デヴィッド・ボウイの「ヒーローズ」が主題歌となった映画だとは知らずに見て思わず落涙だった。
病気で休学していたチャーリー(ローガン・ラーマン)が復学して、サム(エマ・ワトソン)とパトリック(松潤エズラ・ミラー)のきょうだいと友だちになり、三人でドライブするシーンに使われていた。いい曲だと言って、車の荷台に立ち両手を広げて夜風を切っていくサムがキラキラとまぶしい。チャーリーは魅せられる。
「壁の花」はあまりいい意味ではないはずだけど、この映画では、心に傷を持ち周りにうまく溶け込めず壁の花でしかいられないチャーリーを、壁の花であるからこそ観察者になれるのだし、作家にだって向いているのだと肯定的に描いている。そのうえで、壁から離れ一歩踏み出す彼をやさしく見守っている。
青春映画の「もがき」は、パトリックのもがきのように大抵は派手だけれど、チャーリーのもがきは弱々しい。呼吸する空気の量が極端に少なそうだ。だから、アンダーソン先生も絶妙の距離感でチャーリーに接している。

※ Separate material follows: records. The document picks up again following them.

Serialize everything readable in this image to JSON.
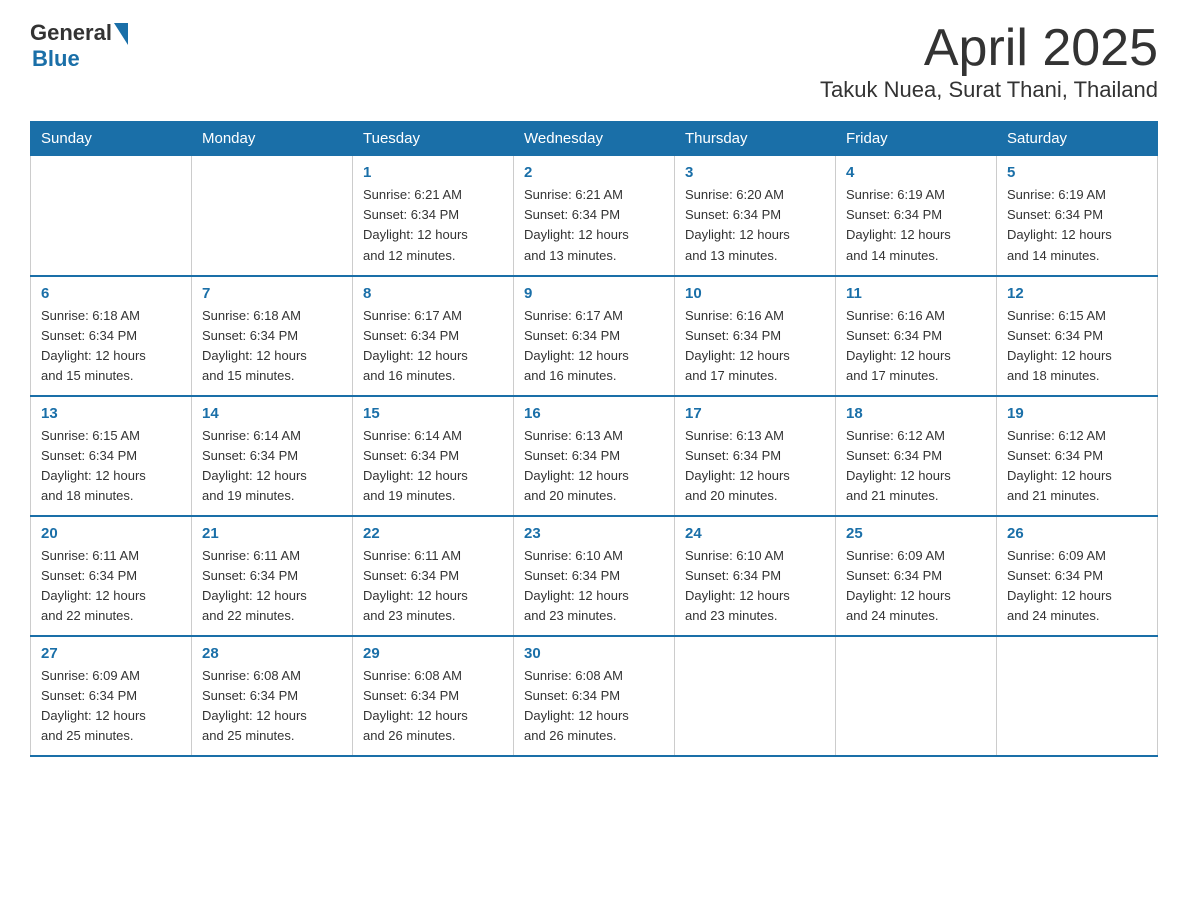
{
  "header": {
    "logo_general": "General",
    "logo_blue": "Blue",
    "title": "April 2025",
    "location": "Takuk Nuea, Surat Thani, Thailand"
  },
  "days_of_week": [
    "Sunday",
    "Monday",
    "Tuesday",
    "Wednesday",
    "Thursday",
    "Friday",
    "Saturday"
  ],
  "weeks": [
    [
      {
        "day": "",
        "info": []
      },
      {
        "day": "",
        "info": []
      },
      {
        "day": "1",
        "info": [
          "Sunrise: 6:21 AM",
          "Sunset: 6:34 PM",
          "Daylight: 12 hours",
          "and 12 minutes."
        ]
      },
      {
        "day": "2",
        "info": [
          "Sunrise: 6:21 AM",
          "Sunset: 6:34 PM",
          "Daylight: 12 hours",
          "and 13 minutes."
        ]
      },
      {
        "day": "3",
        "info": [
          "Sunrise: 6:20 AM",
          "Sunset: 6:34 PM",
          "Daylight: 12 hours",
          "and 13 minutes."
        ]
      },
      {
        "day": "4",
        "info": [
          "Sunrise: 6:19 AM",
          "Sunset: 6:34 PM",
          "Daylight: 12 hours",
          "and 14 minutes."
        ]
      },
      {
        "day": "5",
        "info": [
          "Sunrise: 6:19 AM",
          "Sunset: 6:34 PM",
          "Daylight: 12 hours",
          "and 14 minutes."
        ]
      }
    ],
    [
      {
        "day": "6",
        "info": [
          "Sunrise: 6:18 AM",
          "Sunset: 6:34 PM",
          "Daylight: 12 hours",
          "and 15 minutes."
        ]
      },
      {
        "day": "7",
        "info": [
          "Sunrise: 6:18 AM",
          "Sunset: 6:34 PM",
          "Daylight: 12 hours",
          "and 15 minutes."
        ]
      },
      {
        "day": "8",
        "info": [
          "Sunrise: 6:17 AM",
          "Sunset: 6:34 PM",
          "Daylight: 12 hours",
          "and 16 minutes."
        ]
      },
      {
        "day": "9",
        "info": [
          "Sunrise: 6:17 AM",
          "Sunset: 6:34 PM",
          "Daylight: 12 hours",
          "and 16 minutes."
        ]
      },
      {
        "day": "10",
        "info": [
          "Sunrise: 6:16 AM",
          "Sunset: 6:34 PM",
          "Daylight: 12 hours",
          "and 17 minutes."
        ]
      },
      {
        "day": "11",
        "info": [
          "Sunrise: 6:16 AM",
          "Sunset: 6:34 PM",
          "Daylight: 12 hours",
          "and 17 minutes."
        ]
      },
      {
        "day": "12",
        "info": [
          "Sunrise: 6:15 AM",
          "Sunset: 6:34 PM",
          "Daylight: 12 hours",
          "and 18 minutes."
        ]
      }
    ],
    [
      {
        "day": "13",
        "info": [
          "Sunrise: 6:15 AM",
          "Sunset: 6:34 PM",
          "Daylight: 12 hours",
          "and 18 minutes."
        ]
      },
      {
        "day": "14",
        "info": [
          "Sunrise: 6:14 AM",
          "Sunset: 6:34 PM",
          "Daylight: 12 hours",
          "and 19 minutes."
        ]
      },
      {
        "day": "15",
        "info": [
          "Sunrise: 6:14 AM",
          "Sunset: 6:34 PM",
          "Daylight: 12 hours",
          "and 19 minutes."
        ]
      },
      {
        "day": "16",
        "info": [
          "Sunrise: 6:13 AM",
          "Sunset: 6:34 PM",
          "Daylight: 12 hours",
          "and 20 minutes."
        ]
      },
      {
        "day": "17",
        "info": [
          "Sunrise: 6:13 AM",
          "Sunset: 6:34 PM",
          "Daylight: 12 hours",
          "and 20 minutes."
        ]
      },
      {
        "day": "18",
        "info": [
          "Sunrise: 6:12 AM",
          "Sunset: 6:34 PM",
          "Daylight: 12 hours",
          "and 21 minutes."
        ]
      },
      {
        "day": "19",
        "info": [
          "Sunrise: 6:12 AM",
          "Sunset: 6:34 PM",
          "Daylight: 12 hours",
          "and 21 minutes."
        ]
      }
    ],
    [
      {
        "day": "20",
        "info": [
          "Sunrise: 6:11 AM",
          "Sunset: 6:34 PM",
          "Daylight: 12 hours",
          "and 22 minutes."
        ]
      },
      {
        "day": "21",
        "info": [
          "Sunrise: 6:11 AM",
          "Sunset: 6:34 PM",
          "Daylight: 12 hours",
          "and 22 minutes."
        ]
      },
      {
        "day": "22",
        "info": [
          "Sunrise: 6:11 AM",
          "Sunset: 6:34 PM",
          "Daylight: 12 hours",
          "and 23 minutes."
        ]
      },
      {
        "day": "23",
        "info": [
          "Sunrise: 6:10 AM",
          "Sunset: 6:34 PM",
          "Daylight: 12 hours",
          "and 23 minutes."
        ]
      },
      {
        "day": "24",
        "info": [
          "Sunrise: 6:10 AM",
          "Sunset: 6:34 PM",
          "Daylight: 12 hours",
          "and 23 minutes."
        ]
      },
      {
        "day": "25",
        "info": [
          "Sunrise: 6:09 AM",
          "Sunset: 6:34 PM",
          "Daylight: 12 hours",
          "and 24 minutes."
        ]
      },
      {
        "day": "26",
        "info": [
          "Sunrise: 6:09 AM",
          "Sunset: 6:34 PM",
          "Daylight: 12 hours",
          "and 24 minutes."
        ]
      }
    ],
    [
      {
        "day": "27",
        "info": [
          "Sunrise: 6:09 AM",
          "Sunset: 6:34 PM",
          "Daylight: 12 hours",
          "and 25 minutes."
        ]
      },
      {
        "day": "28",
        "info": [
          "Sunrise: 6:08 AM",
          "Sunset: 6:34 PM",
          "Daylight: 12 hours",
          "and 25 minutes."
        ]
      },
      {
        "day": "29",
        "info": [
          "Sunrise: 6:08 AM",
          "Sunset: 6:34 PM",
          "Daylight: 12 hours",
          "and 26 minutes."
        ]
      },
      {
        "day": "30",
        "info": [
          "Sunrise: 6:08 AM",
          "Sunset: 6:34 PM",
          "Daylight: 12 hours",
          "and 26 minutes."
        ]
      },
      {
        "day": "",
        "info": []
      },
      {
        "day": "",
        "info": []
      },
      {
        "day": "",
        "info": []
      }
    ]
  ]
}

チャーリーの家族もなかなかに絶妙だ。
「進撃の巨人」は世界中で読まれているそうで、そこに描かれた壁が何を象徴しているか(香港では民主化を阻む壁として読んでいる人がいるそうだ)、人それぞれのイメージがあると思う。村上春樹は何かを受賞したときのスピーチでsystem(組織、制度、体制)と人を壁と卵に例えたこともあった。『ウォールフラワー』の壁は、映画の最後で語られたように「変えられない過去」を象徴しているのだろう。
「ヒーローズ」で歌われたのは言うまでもなくベルリンの壁だったが、壁が壊された今も歌われている。世の中の人が、行く手を阻まれたとき、何かに捕らわれたとき、乗り越えるべき壁、振り切るべき壁があまりにも大きいとき、それでも1日だけどヒーローになれるという希望の歌として、これからも歌われるだろう。そう気づかせてくれた、この映画の作り手に感謝。